Tiffany Hartfield, LPN, (right) and friend Justin Hanshaw were able to take Hartfield’s son Cainaan to Walt Disney World thanks to the Make-A-Wish Foundation.

by Bobby Anderson, Staff Writer

Tiffany Hartfield, LPN, made a wish upon a star for her special needs son at the end of 2015 – and it came true like she never imagined.
Hartfield and her son are just a couple weeks removed from the trip of a lifetime to Orlando and a host of theme parks courtesy of the Make-A-Wish Foundation.
“I cried for like a week,” said Hartfield, who also serves as the director of nursing at Timberwood. “That’s expensive. It was like a $10,000 trip. There’s no way I would have ever been able to afford that.”
Ten years ago, the director at Timberwood Assisted Living in Del City was blessed with her son, Cainaan.
With that birth came multiple developmental issues that will all but insure he will live with Hartfield for the rest of her life.
At four months old, Hartfield was told her son would be deaf, blind and never able to walk.
Two months later, the two embarked on a journey of intense therapy that continues today.
Fourteen surgeries later, Cainaan’s major diagnosis is epilepsy.
Cainaan now has 20/20 vision, does not require hearing aids and started walking before he was six.
His diagnosis did make him eligible for the trip of a lifetime, which Hartfield applied for in October. She quickly learned that her application had been accepted.
And since she had no immediate family available, she was told she could take life-long friend Justin Hanshaw.
Cainaan didn’t quite grasp the news until they set foot inside of Disney World.
“It was one of those things when he got there he realized,” Harfield said. “He understands a lot more than what people give him credit for.”
“He was bright-eyed and bushy-tailed.”
One night, Hartfield was able to drive Cainaan to Cocoa Beach so he could feel the ocean on his feet for the first time.
Hartfield credited partner organization Give Kids the World for helping make Cainaan’s dream come true.
The story of Give Kids The World began with a little girl with a wish and the desire of one man to make that wish come true.
The little girl’s name was Amy. Amy had leukemia and one wish – to visit the theme parks in Orlando. To facilitate Amy’s wish, the request of a complimentary stay was made to a respected hotelier. As he had done many times before, the hotelier gladly obliged and Amy’s wish was that much closer to being realized.
Sadly, the remainder of Amy’s travel plans took too long to arrange and her wish was never granted; Amy had passed away. Time simply ran out.
This unfulfilled wish inspired a man, the hotelier, to make a vow that no child in need would ever be failed again. That man was Henri Landwirth and his desire to ensure that Amy’s story would never repeat itself is where the story of Give Kids The World began.
Landwirth enlisted the support of colleagues in the hospitality industry, including our world-famous theme parks, to assist him in bringing these special families to Central Florida within 24 hours if need be. He called the project “Give Kids The World,” because that is just what he intended to do – provide memorable, magical, cost-free experiences to children with life-threatening illnesses and their families.
As the program expanded and the number of families continued to grow, it was apparent that Give Kids The World would need to create a place that could better serve the special needs of families. The gates of Give Kids The World Village opened in 1989.
Today, the Village is a 79-acre resort complete with 144 Villa accommodations, entertainment attractions, whimsical venues, and fun specifically designed for children with special needs.
With the help of many generous individuals, corporations and partnering wish-granting organizations, Give Kids The World has welcomed more than 143,000 families from all 50 states and 75 countries.

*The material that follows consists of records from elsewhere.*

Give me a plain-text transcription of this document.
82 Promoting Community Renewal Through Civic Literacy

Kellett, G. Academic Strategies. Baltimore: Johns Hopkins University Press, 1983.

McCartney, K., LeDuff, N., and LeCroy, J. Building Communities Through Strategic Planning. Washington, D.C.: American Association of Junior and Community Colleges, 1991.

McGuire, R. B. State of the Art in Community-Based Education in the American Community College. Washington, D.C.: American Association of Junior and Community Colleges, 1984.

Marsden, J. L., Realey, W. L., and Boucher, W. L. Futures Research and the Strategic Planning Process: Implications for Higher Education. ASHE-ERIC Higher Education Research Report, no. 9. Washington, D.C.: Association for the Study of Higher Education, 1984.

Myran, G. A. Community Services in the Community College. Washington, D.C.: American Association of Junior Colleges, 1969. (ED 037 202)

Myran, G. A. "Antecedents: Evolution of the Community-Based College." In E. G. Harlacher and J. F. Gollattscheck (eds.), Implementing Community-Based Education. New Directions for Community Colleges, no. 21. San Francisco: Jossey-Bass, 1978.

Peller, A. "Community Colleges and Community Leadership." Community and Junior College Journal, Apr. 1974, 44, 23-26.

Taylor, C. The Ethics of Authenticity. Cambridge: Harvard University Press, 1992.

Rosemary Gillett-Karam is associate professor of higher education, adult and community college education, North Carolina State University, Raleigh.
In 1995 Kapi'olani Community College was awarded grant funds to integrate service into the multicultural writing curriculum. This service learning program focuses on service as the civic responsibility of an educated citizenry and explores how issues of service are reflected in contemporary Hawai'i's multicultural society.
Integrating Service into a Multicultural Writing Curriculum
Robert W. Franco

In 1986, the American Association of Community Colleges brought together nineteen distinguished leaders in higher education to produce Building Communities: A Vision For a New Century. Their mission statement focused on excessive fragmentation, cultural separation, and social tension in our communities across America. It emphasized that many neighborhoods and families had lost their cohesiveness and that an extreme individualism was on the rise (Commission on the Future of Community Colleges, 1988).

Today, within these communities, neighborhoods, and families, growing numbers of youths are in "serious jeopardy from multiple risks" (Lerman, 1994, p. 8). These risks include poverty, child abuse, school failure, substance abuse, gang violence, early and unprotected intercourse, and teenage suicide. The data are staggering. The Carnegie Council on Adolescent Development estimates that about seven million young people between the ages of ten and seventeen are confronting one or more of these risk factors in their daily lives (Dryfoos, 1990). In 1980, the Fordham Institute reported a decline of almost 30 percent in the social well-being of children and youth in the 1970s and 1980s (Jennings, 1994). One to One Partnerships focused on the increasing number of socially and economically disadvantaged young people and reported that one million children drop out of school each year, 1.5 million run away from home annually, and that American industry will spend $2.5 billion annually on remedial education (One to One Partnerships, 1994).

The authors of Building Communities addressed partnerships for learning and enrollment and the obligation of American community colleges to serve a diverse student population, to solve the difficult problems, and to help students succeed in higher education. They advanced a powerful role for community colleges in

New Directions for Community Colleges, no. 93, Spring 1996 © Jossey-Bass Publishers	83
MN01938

One of the best parts was Cainaan was able to celebrate his 10th birthday January 3 at the happiest place on earth. Hartfield said the staff at Give Kids The World showed up that night with a cake and a memorable celebration.
“It was the best thing ever,” said the nurse of 11 years. “When he got to see Mickey Mouse he didn’t want to let him go.”

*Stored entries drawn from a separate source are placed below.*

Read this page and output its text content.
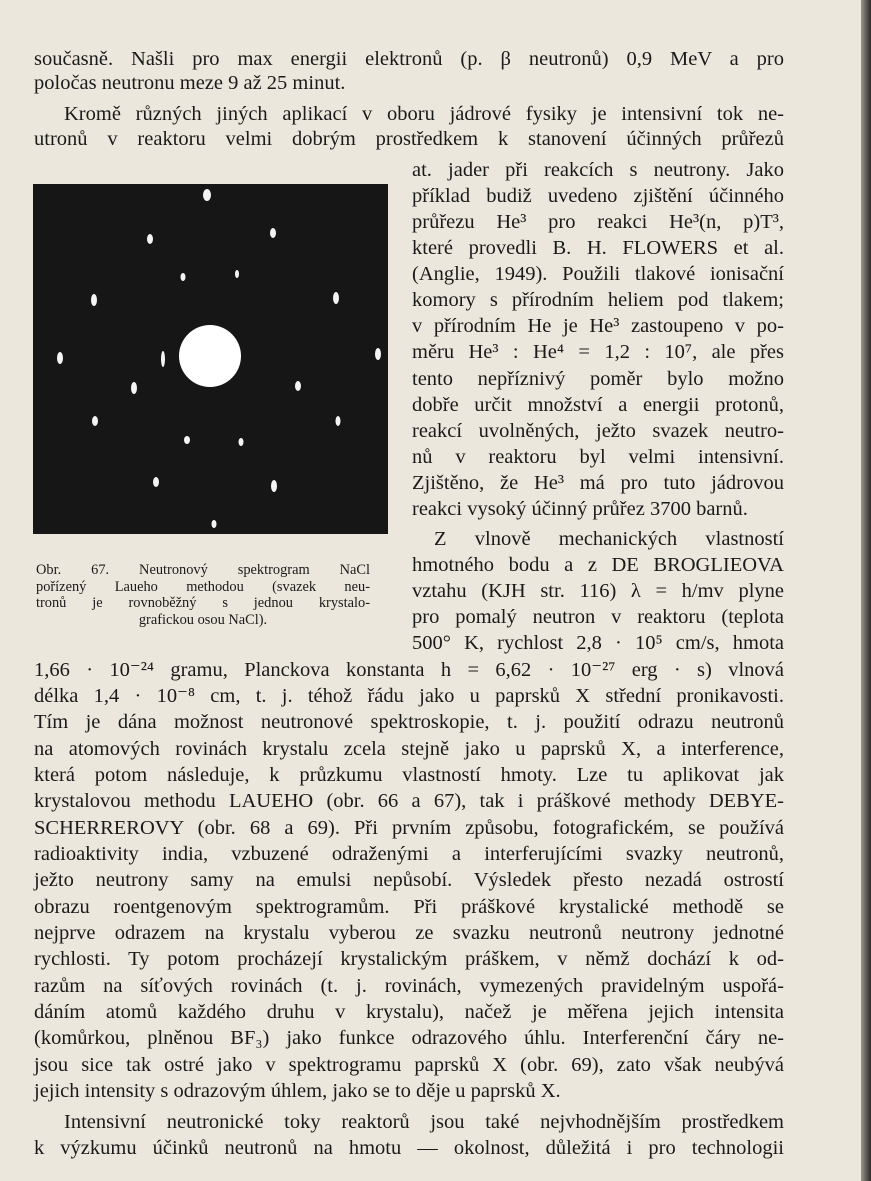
současně. Našli pro max energii elektronů (p. β neutronů) 0,9 MeV a pro
poločas neutronu meze 9 až 25 minut.
Kromě různých jiných aplikací v oboru jádrové fysiky je intensivní tok ne-
utronů v reaktoru velmi dobrým prostředkem k stanovení účinných průřezů
at. jader při reakcích s neutrony. Jako
příklad budiž uvedeno zjištění účinného
průřezu He³ pro reakci He³(n, p)T³,
které provedli B. H. FLOWERS et al.
(Anglie, 1949). Použili tlakové ionisační
komory s přírodním heliem pod tlakem;
v přírodním He je He³ zastoupeno v po-
měru He³ : He⁴ = 1,2 : 10⁷, ale přes
tento nepříznivý poměr bylo možno
dobře určit množství a energii protonů,
reakcí uvolněných, ježto svazek neutro-
nů v reaktoru byl velmi intensivní.
Zjištěno, že He³ má pro tuto jádrovou
reakci vysoký účinný průřez 3700 barnů.
Z vlnově mechanických vlastností
hmotného bodu a z DE BROGLIEOVA
vztahu (KJH str. 116) λ = h/mv plyne
pro pomalý neutron v reaktoru (teplota
500° K, rychlost 2,8 · 10⁵ cm/s, hmota
1,66 · 10⁻²⁴ gramu, Planckova konstanta h = 6,62 · 10⁻²⁷ erg · s) vlnová
délka 1,4 · 10⁻⁸ cm, t. j. téhož řádu jako u paprsků X střední pronikavosti.
Tím je dána možnost neutronové spektroskopie, t. j. použití odrazu neutronů
na atomových rovinách krystalu zcela stejně jako u paprsků X, a interference,
která potom následuje, k průzkumu vlastností hmoty. Lze tu aplikovat jak
krystalovou methodu LAUEHO (obr. 66 a 67), tak i práškové methody DEBYE-
SCHERREROVY (obr. 68 a 69). Při prvním způsobu, fotografickém, se používá
radioaktivity india, vzbuzené odraženými a interferujícími svazky neutronů,
ježto neutrony samy na emulsi nepůsobí. Výsledek přesto nezadá ostrostí
obrazu roentgenovým spektrogramům. Při práškové krystalické methodě se
nejprve odrazem na krystalu vyberou ze svazku neutronů neutrony jednotné
rychlosti. Ty potom procházejí krystalickým práškem, v němž dochází k od-
razům na síťových rovinách (t. j. rovinách, vymezených pravidelným uspořá-
dáním atomů každého druhu v krystalu), načež je měřena jejich intensita
(komůrkou, plněnou BF₃) jako funkce odrazového úhlu. Interferenční čáry ne-
jsou sice tak ostré jako v spektrogramu paprsků X (obr. 69), zato však neubývá
jejich intensity s odrazovým úhlem, jako se to děje u paprsků X.
Intensivní neutronické toky reaktorů jsou také nejvhodnějším prostředkem
k výzkumu účinků neutronů na hmotu — okolnost, důležitá i pro technologii
Obr. 67. Neutronový spektrogram NaCl
pořízený Laueho methodou (svazek neu-
tronů je rovnoběžný s jednou krystalo-
grafickou osou NaCl).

Hartfield understands her son will never go to prom or drive a car or likely have a girlfriend.
But for seven days Hartfield and her son were on top of the world.
“Just that smile on your little boy’s face,” Hartfield said of what she’ll remember most. “There’s different things you go through when you have a special needs child that unless you have a special needs child you’ll never understand.”
Unless you wish upon a star and others know exactly what you’re going through.